While some investors might find this concerning, XM Investment analyst Marios Hadjikyriacos remains bullish: “Stock markets are enjoying the best of all worlds, buoyed by a resilient U.S. economy and speculation that Fed rate cuts are just around the corner, helping to justify stretched valuations.” UBS analyst Mark Haefele concurs, positing in a note to investors, “All-time highs often generate investor concern that markets have peaked. Such worries are not supported by history.”
In fact, according to select Wall Street analysts, a number of high-profile stocks in the S&P 500 still have a great deal of upside potential and could soar as much as 91%.
Super Micro Computer: Implied upside of 91%
The first S&P 500 stock that could continue to soar is Super Micro Computer (SMCI), also known as Supermicro. The company partners with some of the top chipmakers to incorporate state-of-the-art processors into a suite of high-end servers specially designed to handle the computational rigors of artificial intelligence (AI).
Unlike some of its competitors, Supermicro uses a building-block architecture, which allows buyers to customize a system that's right for their needs.
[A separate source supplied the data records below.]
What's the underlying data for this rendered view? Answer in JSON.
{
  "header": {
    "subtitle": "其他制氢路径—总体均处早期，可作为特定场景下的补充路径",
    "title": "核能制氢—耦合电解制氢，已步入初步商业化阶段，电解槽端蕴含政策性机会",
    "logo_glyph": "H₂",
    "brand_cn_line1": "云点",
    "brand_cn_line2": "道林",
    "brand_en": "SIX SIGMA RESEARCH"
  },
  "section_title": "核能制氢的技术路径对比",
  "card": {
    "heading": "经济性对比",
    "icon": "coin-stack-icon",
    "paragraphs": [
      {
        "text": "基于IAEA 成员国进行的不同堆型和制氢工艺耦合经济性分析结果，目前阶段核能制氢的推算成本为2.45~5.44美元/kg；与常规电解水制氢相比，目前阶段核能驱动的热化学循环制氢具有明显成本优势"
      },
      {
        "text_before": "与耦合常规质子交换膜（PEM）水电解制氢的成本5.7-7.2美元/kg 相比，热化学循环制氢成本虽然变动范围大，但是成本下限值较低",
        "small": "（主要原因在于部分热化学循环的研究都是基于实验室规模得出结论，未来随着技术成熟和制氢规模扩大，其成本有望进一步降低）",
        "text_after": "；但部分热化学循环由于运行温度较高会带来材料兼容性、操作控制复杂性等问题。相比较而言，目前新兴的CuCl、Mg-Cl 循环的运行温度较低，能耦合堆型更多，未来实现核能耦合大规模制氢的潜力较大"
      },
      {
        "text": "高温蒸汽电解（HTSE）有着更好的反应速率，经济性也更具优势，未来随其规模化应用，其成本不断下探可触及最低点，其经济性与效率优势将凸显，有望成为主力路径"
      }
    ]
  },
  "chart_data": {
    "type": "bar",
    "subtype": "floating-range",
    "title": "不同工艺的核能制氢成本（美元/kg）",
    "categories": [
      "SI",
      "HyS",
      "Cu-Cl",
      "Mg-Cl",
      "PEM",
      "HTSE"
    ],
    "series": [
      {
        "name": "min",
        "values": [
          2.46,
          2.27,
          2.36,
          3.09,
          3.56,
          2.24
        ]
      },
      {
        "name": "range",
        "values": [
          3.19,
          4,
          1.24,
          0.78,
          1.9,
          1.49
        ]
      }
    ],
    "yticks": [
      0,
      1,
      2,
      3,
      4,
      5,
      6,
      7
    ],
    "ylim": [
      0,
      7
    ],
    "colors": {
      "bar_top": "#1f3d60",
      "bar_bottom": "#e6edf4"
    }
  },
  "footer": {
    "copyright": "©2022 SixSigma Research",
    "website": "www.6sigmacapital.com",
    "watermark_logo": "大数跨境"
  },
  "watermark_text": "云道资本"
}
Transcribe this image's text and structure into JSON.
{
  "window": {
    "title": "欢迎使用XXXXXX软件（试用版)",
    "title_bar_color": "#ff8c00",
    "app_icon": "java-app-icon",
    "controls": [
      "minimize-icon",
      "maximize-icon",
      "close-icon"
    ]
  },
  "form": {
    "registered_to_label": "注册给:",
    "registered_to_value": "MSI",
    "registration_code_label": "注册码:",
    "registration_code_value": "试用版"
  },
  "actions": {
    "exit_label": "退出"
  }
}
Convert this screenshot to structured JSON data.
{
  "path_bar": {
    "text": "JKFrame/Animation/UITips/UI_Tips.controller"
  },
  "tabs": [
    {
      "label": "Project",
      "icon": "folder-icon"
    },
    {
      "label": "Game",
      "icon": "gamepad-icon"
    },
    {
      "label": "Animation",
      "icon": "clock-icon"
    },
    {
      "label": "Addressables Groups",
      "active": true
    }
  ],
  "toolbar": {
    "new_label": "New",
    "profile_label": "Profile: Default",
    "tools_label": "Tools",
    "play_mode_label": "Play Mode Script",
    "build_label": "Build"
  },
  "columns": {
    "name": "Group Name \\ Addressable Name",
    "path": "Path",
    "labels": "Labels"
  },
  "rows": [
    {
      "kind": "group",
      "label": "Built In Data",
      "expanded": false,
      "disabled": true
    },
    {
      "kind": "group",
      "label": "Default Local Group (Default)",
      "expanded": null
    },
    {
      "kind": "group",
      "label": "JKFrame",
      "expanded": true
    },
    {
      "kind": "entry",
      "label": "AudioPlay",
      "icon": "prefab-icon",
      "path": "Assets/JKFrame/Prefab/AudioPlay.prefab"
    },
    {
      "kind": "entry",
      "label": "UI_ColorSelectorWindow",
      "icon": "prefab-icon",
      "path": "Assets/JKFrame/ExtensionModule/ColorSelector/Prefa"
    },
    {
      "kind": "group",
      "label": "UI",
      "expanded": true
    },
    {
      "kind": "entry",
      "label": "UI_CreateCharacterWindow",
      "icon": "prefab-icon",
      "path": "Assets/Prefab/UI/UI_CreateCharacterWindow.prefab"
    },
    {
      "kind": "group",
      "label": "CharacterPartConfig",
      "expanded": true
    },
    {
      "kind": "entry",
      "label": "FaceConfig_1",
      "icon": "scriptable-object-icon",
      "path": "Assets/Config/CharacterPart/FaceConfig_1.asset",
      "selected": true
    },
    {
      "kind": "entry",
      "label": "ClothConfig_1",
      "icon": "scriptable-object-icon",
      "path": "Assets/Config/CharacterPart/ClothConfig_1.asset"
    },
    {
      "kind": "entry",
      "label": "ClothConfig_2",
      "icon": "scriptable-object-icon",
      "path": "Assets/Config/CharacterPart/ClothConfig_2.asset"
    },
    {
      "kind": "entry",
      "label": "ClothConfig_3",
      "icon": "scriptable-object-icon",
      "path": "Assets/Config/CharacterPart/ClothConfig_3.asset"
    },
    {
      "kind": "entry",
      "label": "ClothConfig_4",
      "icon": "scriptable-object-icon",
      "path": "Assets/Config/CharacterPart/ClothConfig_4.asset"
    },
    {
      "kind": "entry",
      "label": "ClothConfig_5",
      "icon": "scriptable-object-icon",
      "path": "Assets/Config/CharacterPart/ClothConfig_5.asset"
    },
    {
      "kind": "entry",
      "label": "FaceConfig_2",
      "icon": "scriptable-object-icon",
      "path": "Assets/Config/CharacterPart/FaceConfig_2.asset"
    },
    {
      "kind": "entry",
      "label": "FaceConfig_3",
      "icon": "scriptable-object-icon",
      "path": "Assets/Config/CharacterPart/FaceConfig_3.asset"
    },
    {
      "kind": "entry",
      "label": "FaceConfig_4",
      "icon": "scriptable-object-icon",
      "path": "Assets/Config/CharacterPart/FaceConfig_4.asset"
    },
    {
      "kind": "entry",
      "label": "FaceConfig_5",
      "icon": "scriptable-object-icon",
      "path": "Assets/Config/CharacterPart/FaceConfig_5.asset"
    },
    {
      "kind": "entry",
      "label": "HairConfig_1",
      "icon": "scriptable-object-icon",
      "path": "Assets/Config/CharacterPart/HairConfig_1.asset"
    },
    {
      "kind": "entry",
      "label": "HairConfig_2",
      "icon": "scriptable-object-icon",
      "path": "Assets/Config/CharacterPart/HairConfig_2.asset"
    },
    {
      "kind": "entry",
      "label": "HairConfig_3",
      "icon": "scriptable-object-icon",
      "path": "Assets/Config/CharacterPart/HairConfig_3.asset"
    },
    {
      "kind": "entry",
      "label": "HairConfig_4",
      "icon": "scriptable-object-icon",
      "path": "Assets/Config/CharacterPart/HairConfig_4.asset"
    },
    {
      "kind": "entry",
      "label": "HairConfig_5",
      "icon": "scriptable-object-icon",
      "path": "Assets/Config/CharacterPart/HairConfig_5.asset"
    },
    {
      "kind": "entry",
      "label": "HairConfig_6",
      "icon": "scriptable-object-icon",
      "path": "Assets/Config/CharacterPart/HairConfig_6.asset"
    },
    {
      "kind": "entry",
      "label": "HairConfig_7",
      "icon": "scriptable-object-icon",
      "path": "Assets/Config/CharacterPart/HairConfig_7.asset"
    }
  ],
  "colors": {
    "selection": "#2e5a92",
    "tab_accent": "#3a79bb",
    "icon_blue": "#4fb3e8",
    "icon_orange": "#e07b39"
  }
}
The company supplies a wide variety of server solutions focused on energy efficiency, helping defray the cost of AI processing.
In the company's fiscal 2024 third quarter (ended March 31), Supermicro's revenue surged 201% year over year to $3.85 billion, while its adjusted earnings per share (EPS) jumped 329% to $6.56. To keep up with soaring demand, Supermicro is building new production facilities and expanding existing ones, bringing its production capacity to $25 billion annually.
Wall Street remains remarkably bullish despite the stock rising an incredible 232% over the past year. Loop Capital analyst Ananda Baruah increased his price target on Supermicro to $1,500 while maintaining a buy rating on the shares. That represents a potential upside of 91% compared to Friday's closing price.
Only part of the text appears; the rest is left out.